En parallèle, les remboursements ont plus que doublé pour s’établir à 9 275,4 milliards FCFA (+103 %), reflétant une maturité croissante du marché et une gestion plus active des portefeuilles de dette.
Encours de la dette et répartition géographique
Malgré l’intensité des émissions, l’encours total de la dette UMOA recule légèrement à 21 629,3 milliards FCFA (-3,7 %), sous l’effet combiné des remboursements élevés et d’une gestion plus prudente des émissions.
La Côte d’Ivoire demeure le premier émetteur en encours (6 330,2 Mds FCFA), bien qu’en baisse significative (-15,4 %). Elle est suivie par le Sénégal (4 453,5 Mds FCFA), le Burkina Faso, le Mali et le Niger, qui affichent globalement des progressions modérées. Le Togo se distingue par une baisse de son encours (-5,6 %).
Activité de décembre 2025
Le seul mois de décembre 2025 concentre 636,4 milliards FCFA de mobilisations, en hausse mensuelle de 32,8 %, mais en net recul annuel (-41,9 %). Les remboursements mensuels atteignent 1 474,7 milliards FCFA, expliquant en partie la contraction de l’encours. Le taux de couverture moyen s’établit à 221,9 %, confirmant un fort appétit des investisseurs malgré un contexte de rendements élevés.

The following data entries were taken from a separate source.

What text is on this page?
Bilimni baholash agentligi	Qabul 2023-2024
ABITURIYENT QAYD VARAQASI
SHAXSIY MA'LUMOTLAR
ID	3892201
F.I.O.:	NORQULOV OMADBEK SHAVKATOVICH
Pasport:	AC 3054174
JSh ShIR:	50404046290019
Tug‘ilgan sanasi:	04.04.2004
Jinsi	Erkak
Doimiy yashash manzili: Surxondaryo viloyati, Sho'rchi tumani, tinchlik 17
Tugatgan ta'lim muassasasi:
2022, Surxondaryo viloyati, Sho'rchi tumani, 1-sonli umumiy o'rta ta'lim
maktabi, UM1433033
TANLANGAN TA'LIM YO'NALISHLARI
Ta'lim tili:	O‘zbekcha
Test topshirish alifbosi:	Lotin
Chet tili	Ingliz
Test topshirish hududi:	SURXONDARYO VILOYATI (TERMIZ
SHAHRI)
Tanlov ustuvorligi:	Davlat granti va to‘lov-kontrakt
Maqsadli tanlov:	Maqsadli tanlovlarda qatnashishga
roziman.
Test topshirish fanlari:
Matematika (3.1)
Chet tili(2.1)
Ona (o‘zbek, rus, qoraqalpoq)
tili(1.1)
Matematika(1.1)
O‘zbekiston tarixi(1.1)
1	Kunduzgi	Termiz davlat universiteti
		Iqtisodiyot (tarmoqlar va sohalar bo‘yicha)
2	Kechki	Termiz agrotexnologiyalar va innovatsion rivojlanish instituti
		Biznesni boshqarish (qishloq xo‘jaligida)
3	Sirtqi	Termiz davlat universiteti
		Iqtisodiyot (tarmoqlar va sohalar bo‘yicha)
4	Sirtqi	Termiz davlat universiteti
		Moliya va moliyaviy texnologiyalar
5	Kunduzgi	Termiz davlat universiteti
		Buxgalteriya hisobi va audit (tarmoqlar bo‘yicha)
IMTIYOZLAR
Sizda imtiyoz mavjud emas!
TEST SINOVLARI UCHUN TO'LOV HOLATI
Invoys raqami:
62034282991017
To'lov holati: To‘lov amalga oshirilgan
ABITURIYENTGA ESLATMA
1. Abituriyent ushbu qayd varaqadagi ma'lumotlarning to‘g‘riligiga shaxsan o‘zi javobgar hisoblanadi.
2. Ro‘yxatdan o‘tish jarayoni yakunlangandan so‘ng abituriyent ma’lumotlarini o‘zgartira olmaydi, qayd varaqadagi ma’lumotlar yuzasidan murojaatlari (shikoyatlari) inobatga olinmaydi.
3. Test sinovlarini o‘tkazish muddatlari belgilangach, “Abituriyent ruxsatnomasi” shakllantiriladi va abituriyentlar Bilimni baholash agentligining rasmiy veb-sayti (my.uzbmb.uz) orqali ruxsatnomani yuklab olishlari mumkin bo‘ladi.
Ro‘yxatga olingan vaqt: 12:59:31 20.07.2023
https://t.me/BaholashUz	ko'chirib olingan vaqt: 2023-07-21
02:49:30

Structure des maturités et rendements
Les émissions restent dominées par les maturités courtes et moyennes (1 à 3 ans), mais on observe une présence notable des maturités longues (5 à 10 ans), notamment pour le Bénin, le Burkina Faso et le Niger.
Enseignements clés
- Le marché UMOA confirme son rôle central dans le financement des États; la forte progression des OAT semble traduire une volonté d’allongement de la maturité de la dette; les investisseurs restent présents, mais à des conditions de rendement plus intéressantes.